Os autores deste artigo atuam com casais e famílias a partir de uma epistemologia sistêmica, que pressupõe a construção conjunta do conhecimento em espaços consensuais de intersubjetividade (Esteves de Vasconcellos, 2020), e que questionam a necessidade e efetividade do uso dos pressupostos de alienação parental. A partir dessa experiência, discutiremos como esses acordos conversacionais entabulados na terapia contribuem (ou não) para tornar os pressupostos de alienação parental uma realidade observável pela família e atores jurídicos; além das implicações disso para os processos clínicos.

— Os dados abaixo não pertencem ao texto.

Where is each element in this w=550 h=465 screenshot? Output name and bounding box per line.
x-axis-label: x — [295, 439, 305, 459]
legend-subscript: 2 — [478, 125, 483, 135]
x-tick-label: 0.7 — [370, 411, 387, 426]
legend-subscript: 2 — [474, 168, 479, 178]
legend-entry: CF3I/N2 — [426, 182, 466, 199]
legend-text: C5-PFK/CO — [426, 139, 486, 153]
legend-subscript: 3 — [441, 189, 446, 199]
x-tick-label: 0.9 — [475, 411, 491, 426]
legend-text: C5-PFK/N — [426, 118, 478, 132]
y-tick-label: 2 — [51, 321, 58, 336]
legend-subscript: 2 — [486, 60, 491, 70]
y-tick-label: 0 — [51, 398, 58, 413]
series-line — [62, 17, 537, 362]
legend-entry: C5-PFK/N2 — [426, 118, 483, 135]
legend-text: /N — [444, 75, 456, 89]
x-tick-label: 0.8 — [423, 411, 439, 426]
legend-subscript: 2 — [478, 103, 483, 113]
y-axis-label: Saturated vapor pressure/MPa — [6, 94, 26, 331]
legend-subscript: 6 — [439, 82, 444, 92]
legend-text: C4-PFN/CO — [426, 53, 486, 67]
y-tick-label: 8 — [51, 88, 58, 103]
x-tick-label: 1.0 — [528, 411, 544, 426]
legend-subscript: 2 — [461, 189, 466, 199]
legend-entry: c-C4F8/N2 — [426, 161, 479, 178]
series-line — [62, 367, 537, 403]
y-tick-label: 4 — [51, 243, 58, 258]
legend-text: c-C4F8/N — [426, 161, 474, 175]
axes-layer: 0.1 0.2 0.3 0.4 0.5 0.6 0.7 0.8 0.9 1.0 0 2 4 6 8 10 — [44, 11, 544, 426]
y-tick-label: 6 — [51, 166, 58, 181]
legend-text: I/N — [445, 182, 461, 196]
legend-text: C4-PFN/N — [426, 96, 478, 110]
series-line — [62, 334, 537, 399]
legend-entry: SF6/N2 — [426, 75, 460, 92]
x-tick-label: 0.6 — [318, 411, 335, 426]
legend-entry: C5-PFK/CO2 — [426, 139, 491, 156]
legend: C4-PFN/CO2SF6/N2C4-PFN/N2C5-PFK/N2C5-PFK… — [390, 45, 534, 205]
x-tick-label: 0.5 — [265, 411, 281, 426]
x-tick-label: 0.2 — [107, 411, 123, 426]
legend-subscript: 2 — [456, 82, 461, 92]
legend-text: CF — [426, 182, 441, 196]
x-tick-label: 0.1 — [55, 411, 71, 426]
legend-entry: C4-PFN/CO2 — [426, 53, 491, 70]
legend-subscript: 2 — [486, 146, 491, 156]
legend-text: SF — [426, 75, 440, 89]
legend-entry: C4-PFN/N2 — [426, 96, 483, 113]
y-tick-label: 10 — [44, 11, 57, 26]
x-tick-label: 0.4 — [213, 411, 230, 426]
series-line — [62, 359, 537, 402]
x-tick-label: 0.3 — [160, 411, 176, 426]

As dificuldades interacionais e conversacionais da família que ensejam alegações de alienação parental são figuras presentes na prática clínica com indivíduos, casais e famílias e, por isso, é preciso pensar: o que a clínica dos indivíduos, e casais e famílias tem a ver com isso? Como ela é impactada? Quais desdobramentos epistemológicos e éticos o uso dos pressupostos de alienação parental poderia trazer para a prática clínica? E como construir uma prática clínica crítica e baseada em evidências diante das alegações de alienação parental? Para problematizar essas questões, recortes de casos clínicos serão utilizados para ilustrar os desdobramentos dos pressupostos de alienação parental para a relação entre terapeuta e cliente(s). Contudo, antes de abordar os casos, é importante fazer algumas considerações sobre as apropriações epistemológicas dos autores deste artigo quanto aos processos clínicos e o papel do terapeuta.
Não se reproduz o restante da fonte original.